Recently, two papers, “Joint Adversarial Learning for Domain Adaptation in Semantic Segmentation” from Yixin Zhang and “Progressive Boundary Refinement Network for Temporal Action Detection” from Qinying Liu, are accepted to be published in Thirty-Fourth AAAI Conference on Artificial Intelligence (AAAI 2020).
1. Joint Adversarial Learning for Domain Adaptation in Semantic Segmentation
Abstract: Unsupervised domain adaptation in semantic segmentation is to exploit the pixel-level annotated samples in the source domain to aid the segmentation of unlabeled samples in the target domain. For such a task, the key point is to learn domain-invariant representations and adversarial learning is usually used, in which the discriminator is to distinguish which domain the input comes from, and the segmentation model targets to deceive the domain discriminator. In this work, we first propose a novel joint adversarial learning (JAL) to boost the domain discriminator in output space by introducing the information of domain discriminator from low-level features. Consequently, the training of the high-level decoder would be enhanced. Then we propose a weight transfer module (WTM) to alleviate the inherent bias of the trained decoder towards source domain. Specifically, WTM changes the original decoder into a new decoder, which is learned only under the supervision of adversarial loss and thus mainly focuses on reducing domain divergence. The extensive experiments on two widely used benchmarks show that our method can bring considerable performance improvement over different baseline methods, which well demonstrates the effectiveness of our method in the output space adaptation.
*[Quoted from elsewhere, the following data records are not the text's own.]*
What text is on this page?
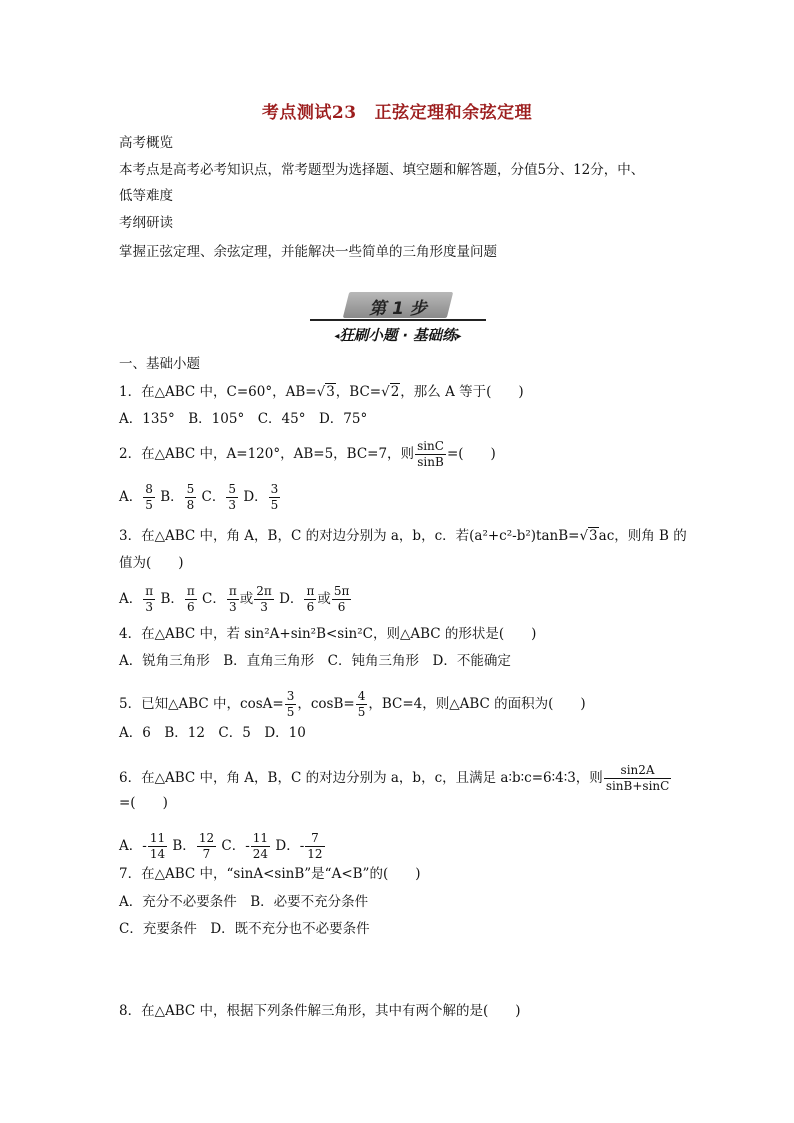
考点测试23 正弦定理和余弦定理
高考概览
本考点是高考必考知识点，常考题型为选择题、填空题和解答题，分值5分、12分，中、
低等难度
考纲研读
掌握正弦定理、余弦定理，并能解决一些简单的三角形度量问题
第 1 步
◂狂刷小题 · 基础练▸
一、基础小题
1．在△ABC 中，C=60°，AB=√3，BC=√2，那么 A 等于(　　)
A．135°　B．105°　C．45°　D．75°
2．在△ABC 中，A=120°，AB=5，BC=7，则 $\frac{\sin C}{\sin B}$ =(　　)
A． $\frac{8}{5}$ B． $\frac{5}{8}$ C． $\frac{5}{3}$ D． $\frac{3}{5}$
3．在△ABC 中，角 A，B，C 的对边分别为 a，b，c．若(a²+c²-b²)tanB=√3ac，则角 B 的
值为(　　)
A． $\frac{\pi}{3}$ B． $\frac{\pi}{6}$ C． $\frac{\pi}{3}$ 或 $\frac{2\pi}{3}$ D． $\frac{\pi}{6}$ 或 $\frac{5\pi}{6}$
4．在△ABC 中，若 sin²A+sin²B<sin²C，则△ABC 的形状是(　　)
A．锐角三角形　B．直角三角形　C．钝角三角形　D．不能确定
5．已知△ABC 中，$\cos A= \frac{3}{5}$ ，$\cos B= \frac{4}{5}$ ，BC=4，则△ABC 的面积为(　　)
A．6　B．12　C．5　D．10
6．在△ABC 中，角 A，B，C 的对边分别为 a，b，c，且满足 a∶b∶c=6∶4∶3，则 $\frac{\sin 2A}{\sin B+\sin C}$
=(　　)
A．- $\frac{11}{14}$ B． $\frac{12}{7}$ C．- $\frac{11}{24}$ D．- $\frac{7}{12}$
7．在△ABC 中，“sinA<sinB”是“A<B”的(　　)
A．充分不必要条件　B．必要不充分条件
C．充要条件　D．既不充分也不必要条件
8．在△ABC 中，根据下列条件解三角形，其中有两个解的是(　　)
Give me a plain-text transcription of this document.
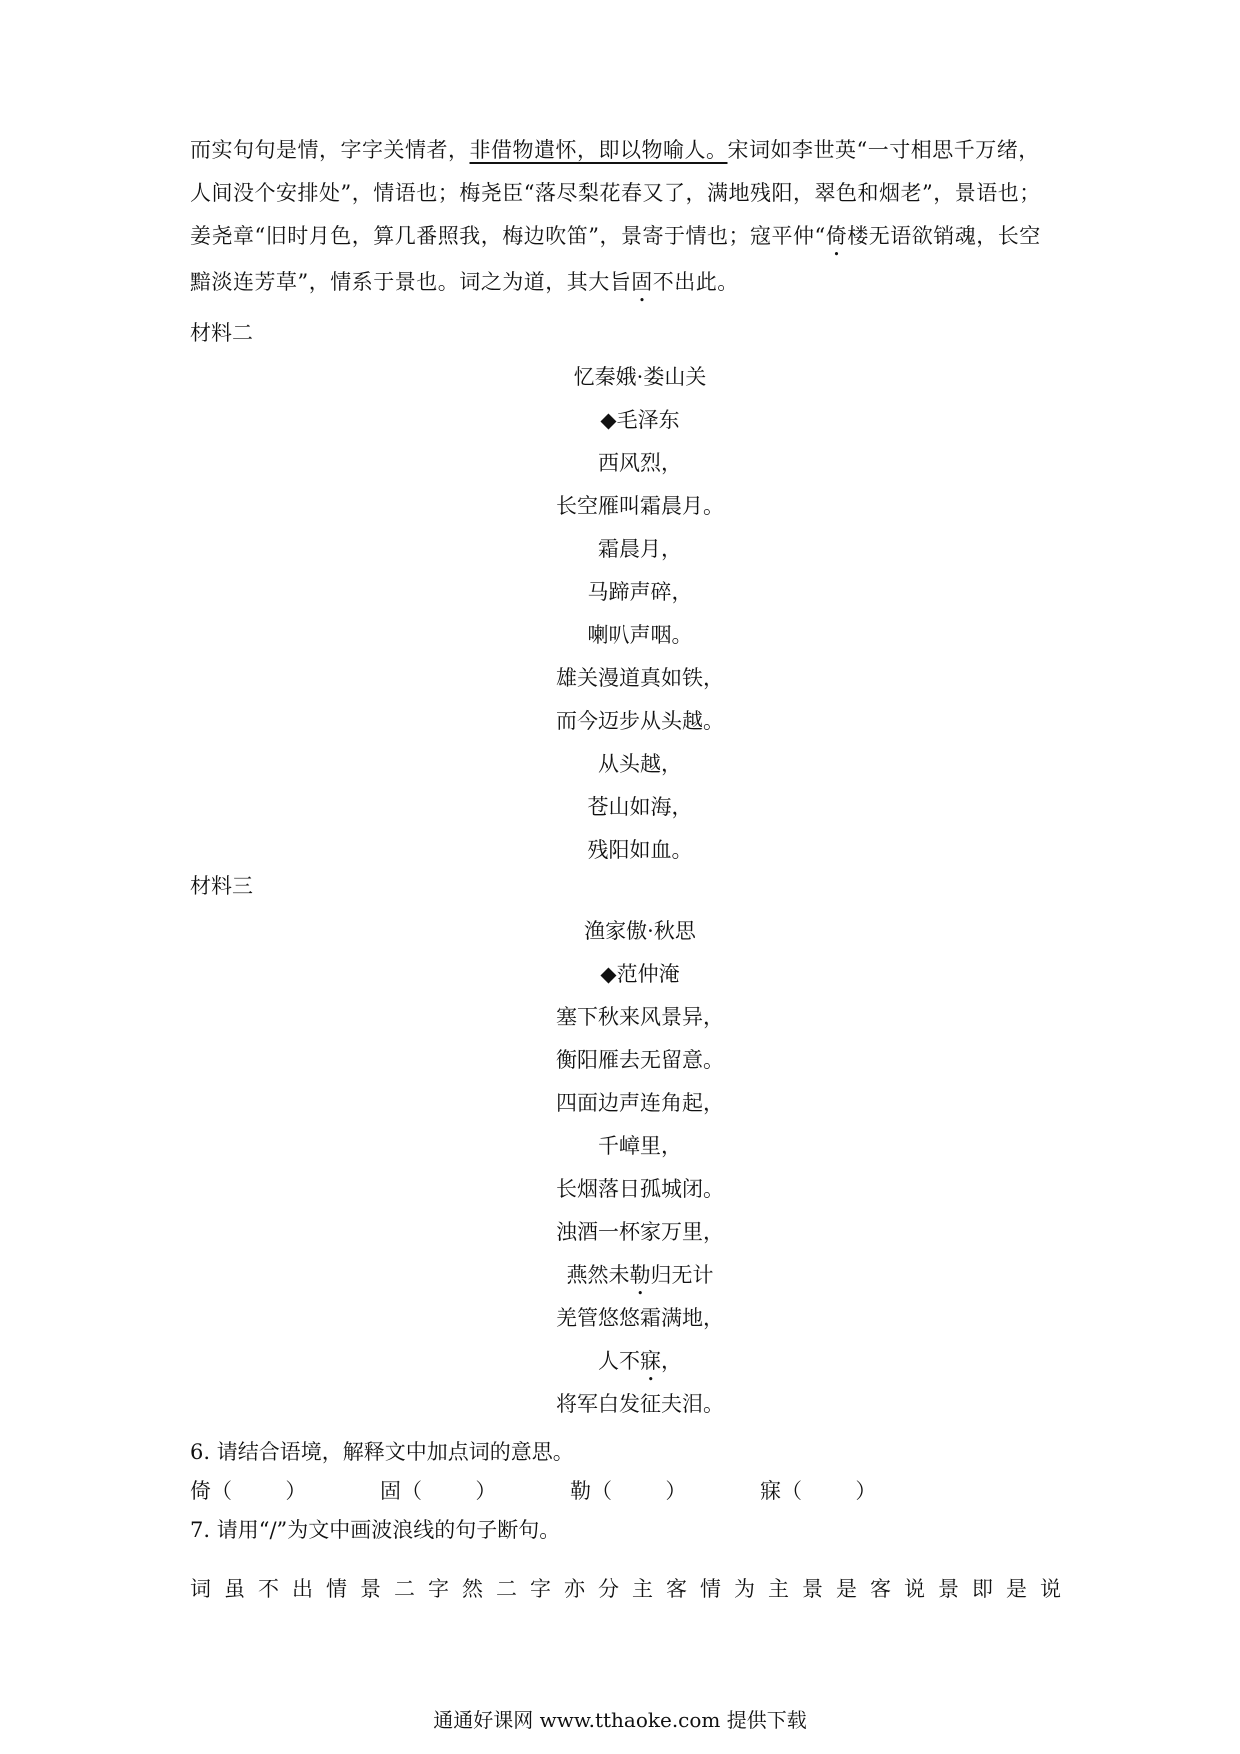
而实句句是情，字字关情者，非借物遣怀，即以物喻人。宋词如李世英“一寸相思千万绪，人间没个安排处”，情语也；梅尧臣“落尽梨花春又了，满地残阳，翠色和烟老”，景语也；姜尧章“旧时月色，算几番照我，梅边吹笛”，景寄于情也；寇平仲“倚楼无语欲销魂，长空黯淡连芳草”，情系于景也。词之为道，其大旨固不出此。
材料二
忆秦娥·娄山关
◆毛泽东
西风烈，
长空雁叫霜晨月。
霜晨月，
马蹄声碎，
喇叭声咽。
雄关漫道真如铁，
而今迈步从头越。
从头越，
苍山如海，
残阳如血。
材料三
渔家傲·秋思
◆范仲淹
塞下秋来风景异，
衡阳雁去无留意。
四面边声连角起，
千嶂里，
长烟落日孤城闭。
浊酒一杯家万里，
燕然未勒归无计
羌管悠悠霜满地，
人不寐，
将军白发征夫泪。
6. 请结合语境，解释文中加点词的意思。
倚（        ）	固（        ）	勒（        ）	寐（        ）
7. 请用“/”为文中画波浪线的句子断句。
词虽不出情景二字然二字亦分主客情为主景是客说景即是说
通通好课网 www.tthaoke.com 提供下载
2. Progressive Boundary Refinement Network for Temporal Action Detection
Abstract: Temporal action detection is a challenging task due to vagueness of action boundaries. To tackle this issue, we propose an end-to-end progressive boundary refinement network (PBRNet) in this paper. PBRNet belongs to the family of one-stage detectors and is equipped with three cascaded detection modules for localizing action boundary more and more precisely. Specifically, PBRNet mainly consists of coarse pyramidal detection, refined pyramidal detection, and fine-grained detection. The first two modules build two feature pyramids to perform the anchor-based detection, and the third one explores the frame-level features to refine the boundaries of each action instance. In the fined-grained detection module, three frame-level classification branches are proposed to augment the frame-level features and update the confidence scores of action instances. Evidently, PBRNet integrates the anchor-based and frame-level methods. We experimentally evaluate the proposed PBRNet and comprehensively investigate the effect of the main components. The results show PBRNet achieves the state-of-the-art detection performances on two popular benchmarks: THUMOS’14 and ActivityNet, and meanwhile possesses a high inference speed.